Financial highlights

  • Revenue up 11.6% to $140.3m, with underlying EBITDA up 10.7% to $35.6m and EBITDA margin steady at 25%.

  • Underlying NPAT rose 5.5% to $15.8m; reported NPAT up 34.4% to $17.3m.

  • Reported EBITDA includes $4.1m net insurer settlement from NiPGT class action.

  • Earnings per share increased to 4.4 cents from 3.3 cents year-over-year.

  • Free cash flow was negative $6.5m, impacted by class action payments and capital expenditure.

Outlook and guidance

  • FY25 underlying group NPAT expected between $30.0m and $31.0m, slightly above prior year.
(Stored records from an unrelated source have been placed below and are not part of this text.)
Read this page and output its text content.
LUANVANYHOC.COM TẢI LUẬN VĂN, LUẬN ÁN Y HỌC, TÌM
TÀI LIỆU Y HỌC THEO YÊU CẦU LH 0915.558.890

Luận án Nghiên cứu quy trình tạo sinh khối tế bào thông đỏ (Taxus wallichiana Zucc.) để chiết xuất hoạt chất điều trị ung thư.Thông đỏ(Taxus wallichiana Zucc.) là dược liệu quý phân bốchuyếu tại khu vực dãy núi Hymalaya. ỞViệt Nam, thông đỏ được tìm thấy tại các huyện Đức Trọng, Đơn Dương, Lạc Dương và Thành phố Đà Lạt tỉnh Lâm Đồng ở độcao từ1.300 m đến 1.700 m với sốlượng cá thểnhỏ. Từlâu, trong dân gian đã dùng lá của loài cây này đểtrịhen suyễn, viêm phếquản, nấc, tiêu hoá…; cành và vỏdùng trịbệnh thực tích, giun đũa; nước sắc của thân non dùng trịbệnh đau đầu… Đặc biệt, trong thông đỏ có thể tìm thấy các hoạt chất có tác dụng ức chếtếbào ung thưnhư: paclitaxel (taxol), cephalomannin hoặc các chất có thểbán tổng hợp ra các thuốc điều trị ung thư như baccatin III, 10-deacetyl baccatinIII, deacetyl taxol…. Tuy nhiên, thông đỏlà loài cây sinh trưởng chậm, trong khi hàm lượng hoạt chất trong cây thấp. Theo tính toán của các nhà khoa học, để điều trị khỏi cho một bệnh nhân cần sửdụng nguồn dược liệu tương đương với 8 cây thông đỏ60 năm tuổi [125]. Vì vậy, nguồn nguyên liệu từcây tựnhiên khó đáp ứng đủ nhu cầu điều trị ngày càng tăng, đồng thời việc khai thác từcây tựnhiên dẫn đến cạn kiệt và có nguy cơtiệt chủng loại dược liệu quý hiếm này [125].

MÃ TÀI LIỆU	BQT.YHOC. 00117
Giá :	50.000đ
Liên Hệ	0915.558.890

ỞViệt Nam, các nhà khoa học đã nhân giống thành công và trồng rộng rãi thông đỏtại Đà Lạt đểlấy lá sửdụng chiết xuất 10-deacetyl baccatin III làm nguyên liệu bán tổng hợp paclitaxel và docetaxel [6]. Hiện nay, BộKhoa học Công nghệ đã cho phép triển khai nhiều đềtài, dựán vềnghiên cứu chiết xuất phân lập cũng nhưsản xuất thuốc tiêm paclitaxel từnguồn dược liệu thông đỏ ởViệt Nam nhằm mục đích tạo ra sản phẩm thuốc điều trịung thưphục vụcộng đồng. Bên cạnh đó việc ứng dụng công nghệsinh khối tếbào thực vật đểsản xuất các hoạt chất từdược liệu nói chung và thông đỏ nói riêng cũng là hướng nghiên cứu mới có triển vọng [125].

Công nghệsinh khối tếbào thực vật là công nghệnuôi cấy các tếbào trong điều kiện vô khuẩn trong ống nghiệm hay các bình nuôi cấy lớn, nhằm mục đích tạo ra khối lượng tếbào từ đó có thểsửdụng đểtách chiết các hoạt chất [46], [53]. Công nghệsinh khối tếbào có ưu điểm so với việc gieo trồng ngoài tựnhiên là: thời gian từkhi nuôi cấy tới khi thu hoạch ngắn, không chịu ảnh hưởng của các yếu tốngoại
  • Short-term volatility in domestic ART sector expected to subside, with medium- to long-term growth supported by structural demand drivers such as genetics, donor, and egg freezing services.

  • Non-regular FY25 items include new clinic commissioning, class action costs, and investment impairment.

  • Volume growth for FY25 expected to be flat, with 2-3% market growth anticipated from FY26 onward.

  • EBITDA margin improvement of 2% targeted by 2027, driven by cost optimization and technology investments.